Mol Biosyst. 2009 Jun;5(6):588-602. doi: 10.1039/b902356a. Epub 2009 Apr 27.
Systems biology aims to understand the nonlinear interactions of multiple biomolecular components that characterize a living organism. One important aspect of systems biology approaches is to identify the biological pathways or networks that connect the differing elements of a system, and examine how they evolve with temporal and environmental changes. The utility of this method becomes clear when applied to multifactorial diseases with complex etiologies, such as inflammatory-related diseases, herein exemplified by atherosclerosis. In this paper, the initial studies in this discipline are reviewed and examined within the context of the development of the field. In addition, several different software tools are briefly described and a novel application for the KEGG database suite called KegArray is presented. This tool is designed for mapping the results of high-throughput omics studies, including transcriptomics, proteomics and metabolomics data, onto interactive KEGG metabolic pathways. The utility of KegArray is demonstrated using a combined transcriptomics and lipidomics dataset from a published study designed to examine the potential of cholesterol in the diet to influence the inflammatory component in the development of atherosclerosis. These data were mapped onto the KEGG PATHWAY database, with a low cholesterol diet affecting 60 distinct biochemical pathways and a high cholesterol exposure affecting 76 biochemical pathways. A total of 77 pathways were differentially affected between low and high cholesterol diets. The KEGG pathways "Biosynthesis of unsaturated fatty acids" and "Sphingolipid metabolism" evidenced multiple changes in gene/lipid levels between low and high cholesterol treatment, and are discussed in detail. Taken together, this paper provides a brief introduction to systems biology and the applications of pathway mapping to the study of cardiovascular disease, as well as a summary of available tools. Current limitations and future visions of this emerging field are discussed, with the conclusion that combining knowledge from biological pathways and high-throughput omics data will move clinical medicine one step further to individualize medical diagnosis and treatment.

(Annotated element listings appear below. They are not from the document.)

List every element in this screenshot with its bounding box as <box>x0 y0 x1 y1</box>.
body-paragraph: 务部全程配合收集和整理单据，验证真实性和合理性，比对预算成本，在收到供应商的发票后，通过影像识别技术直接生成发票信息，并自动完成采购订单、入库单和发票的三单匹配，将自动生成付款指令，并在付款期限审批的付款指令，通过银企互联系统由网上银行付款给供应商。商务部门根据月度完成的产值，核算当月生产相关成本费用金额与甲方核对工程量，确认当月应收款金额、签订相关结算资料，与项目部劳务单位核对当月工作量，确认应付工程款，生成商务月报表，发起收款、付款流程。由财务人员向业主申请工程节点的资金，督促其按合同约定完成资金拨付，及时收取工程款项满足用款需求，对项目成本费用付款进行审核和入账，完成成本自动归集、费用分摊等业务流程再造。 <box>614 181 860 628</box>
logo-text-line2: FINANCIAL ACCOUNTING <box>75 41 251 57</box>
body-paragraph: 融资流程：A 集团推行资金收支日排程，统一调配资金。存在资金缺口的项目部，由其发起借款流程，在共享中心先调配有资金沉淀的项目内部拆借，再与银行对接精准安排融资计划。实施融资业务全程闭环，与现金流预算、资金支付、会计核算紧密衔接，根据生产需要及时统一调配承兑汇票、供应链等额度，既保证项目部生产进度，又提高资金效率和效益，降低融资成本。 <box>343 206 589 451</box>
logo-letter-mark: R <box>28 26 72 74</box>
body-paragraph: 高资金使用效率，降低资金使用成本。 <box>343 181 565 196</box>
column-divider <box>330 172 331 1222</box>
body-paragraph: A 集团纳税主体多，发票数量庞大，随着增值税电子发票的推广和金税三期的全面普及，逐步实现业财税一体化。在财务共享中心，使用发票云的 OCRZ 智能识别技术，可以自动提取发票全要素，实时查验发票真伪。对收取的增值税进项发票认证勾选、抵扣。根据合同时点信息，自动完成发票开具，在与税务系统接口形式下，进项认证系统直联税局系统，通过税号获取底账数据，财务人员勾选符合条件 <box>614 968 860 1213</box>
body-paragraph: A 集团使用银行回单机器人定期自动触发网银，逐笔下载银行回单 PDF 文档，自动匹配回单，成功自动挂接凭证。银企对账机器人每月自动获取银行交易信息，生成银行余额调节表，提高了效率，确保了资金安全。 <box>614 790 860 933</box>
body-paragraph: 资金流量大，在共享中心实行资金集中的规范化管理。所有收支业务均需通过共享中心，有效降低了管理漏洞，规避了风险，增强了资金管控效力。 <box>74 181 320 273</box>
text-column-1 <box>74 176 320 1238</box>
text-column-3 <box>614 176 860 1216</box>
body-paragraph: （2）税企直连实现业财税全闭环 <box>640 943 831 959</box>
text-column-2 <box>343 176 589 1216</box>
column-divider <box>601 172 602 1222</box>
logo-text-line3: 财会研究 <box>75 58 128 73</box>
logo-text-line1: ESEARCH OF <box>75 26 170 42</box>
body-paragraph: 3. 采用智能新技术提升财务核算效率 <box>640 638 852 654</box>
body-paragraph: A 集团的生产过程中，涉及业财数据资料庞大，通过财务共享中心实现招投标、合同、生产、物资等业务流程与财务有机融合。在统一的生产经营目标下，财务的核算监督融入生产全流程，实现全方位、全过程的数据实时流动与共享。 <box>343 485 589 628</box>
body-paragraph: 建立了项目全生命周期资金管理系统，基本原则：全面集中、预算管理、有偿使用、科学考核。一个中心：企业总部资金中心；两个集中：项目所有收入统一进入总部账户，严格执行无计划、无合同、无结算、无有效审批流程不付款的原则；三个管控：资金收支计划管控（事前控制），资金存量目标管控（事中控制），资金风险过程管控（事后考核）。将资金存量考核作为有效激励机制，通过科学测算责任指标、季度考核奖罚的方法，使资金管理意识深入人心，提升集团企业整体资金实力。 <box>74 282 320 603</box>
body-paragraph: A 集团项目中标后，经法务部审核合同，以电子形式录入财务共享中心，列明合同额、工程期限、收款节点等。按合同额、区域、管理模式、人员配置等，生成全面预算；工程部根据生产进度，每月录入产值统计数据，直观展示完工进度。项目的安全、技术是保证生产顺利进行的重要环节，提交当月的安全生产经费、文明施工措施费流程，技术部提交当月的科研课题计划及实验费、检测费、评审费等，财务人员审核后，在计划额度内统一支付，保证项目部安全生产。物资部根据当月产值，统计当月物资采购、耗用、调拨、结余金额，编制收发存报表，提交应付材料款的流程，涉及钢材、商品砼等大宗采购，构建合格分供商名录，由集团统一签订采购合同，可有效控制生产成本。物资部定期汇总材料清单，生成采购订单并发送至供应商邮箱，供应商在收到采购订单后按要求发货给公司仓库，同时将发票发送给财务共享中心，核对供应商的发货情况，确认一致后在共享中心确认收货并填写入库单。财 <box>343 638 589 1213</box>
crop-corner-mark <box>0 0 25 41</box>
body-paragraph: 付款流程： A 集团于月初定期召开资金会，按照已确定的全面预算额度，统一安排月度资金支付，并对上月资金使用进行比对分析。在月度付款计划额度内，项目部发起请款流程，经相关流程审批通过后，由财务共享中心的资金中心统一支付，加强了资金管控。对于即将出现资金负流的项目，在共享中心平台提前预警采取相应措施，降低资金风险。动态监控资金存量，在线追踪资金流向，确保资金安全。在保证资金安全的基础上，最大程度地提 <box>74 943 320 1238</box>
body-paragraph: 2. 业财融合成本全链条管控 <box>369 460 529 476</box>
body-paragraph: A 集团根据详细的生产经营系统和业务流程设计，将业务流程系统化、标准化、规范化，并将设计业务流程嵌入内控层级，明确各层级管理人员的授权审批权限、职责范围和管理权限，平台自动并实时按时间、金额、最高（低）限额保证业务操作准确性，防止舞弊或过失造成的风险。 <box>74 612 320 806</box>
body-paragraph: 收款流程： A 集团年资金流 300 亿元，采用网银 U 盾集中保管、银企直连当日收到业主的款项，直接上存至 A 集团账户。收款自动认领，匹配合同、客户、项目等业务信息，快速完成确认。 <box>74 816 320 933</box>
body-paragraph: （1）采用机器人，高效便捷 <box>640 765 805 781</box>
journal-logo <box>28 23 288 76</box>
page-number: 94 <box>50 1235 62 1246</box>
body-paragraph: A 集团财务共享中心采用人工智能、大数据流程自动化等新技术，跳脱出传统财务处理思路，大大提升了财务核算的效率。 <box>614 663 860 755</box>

系统生物学旨在理解构成生物体的多种生物分子成分之间的非线性相互作用。系统生物学方法的一个重要方面是识别连接系统中不同元素的生物途径或网络,并研究它们如何随时间和环境变化而演变。当应用于病因复杂的多因素疾病,如炎症相关疾病(本文以动脉粥样硬化为例)时,这种方法的实用性就变得显而易见。本文在该领域发展的背景下,对这一学科的初步研究进行了综述和审视。此外,简要描述了几种不同的软件工具,并介绍了KEGG数据库套件的一种新应用——KegArray。该工具旨在将高通量组学研究的结果,包括转录组学、蛋白质组学和代谢组学数据,映射到交互式KEGG代谢途径上。利用一项已发表研究中的转录组学和脂质组学联合数据集,证明了KegArray的实用性,该研究旨在探讨饮食中的胆固醇影响动脉粥样硬化发展中炎症成分的潜力。这些数据被映射到KEGG PATHWAY数据库上,低胆固醇饮食影响60条不同的生化途径,高胆固醇暴露影响76条生化途径。低胆固醇饮食和高胆固醇饮食之间共有77条途径受到不同影响。KEGG途径“不饱和脂肪酸的生物合成”和“鞘脂代谢”在低胆固醇和高胆固醇治疗之间的基因/脂质水平上有多处变化,并进行了详细讨论。综上所述,本文简要介绍了系统生物学以及途径映射在心血管疾病研究中的应用,还总结了可用工具。讨论了这一新兴领域目前的局限性和未来展望,得出的结论是,将生物途径知识与高通量组学数据相结合将使临床医学在个性化医疗诊断和治疗方面更进一步。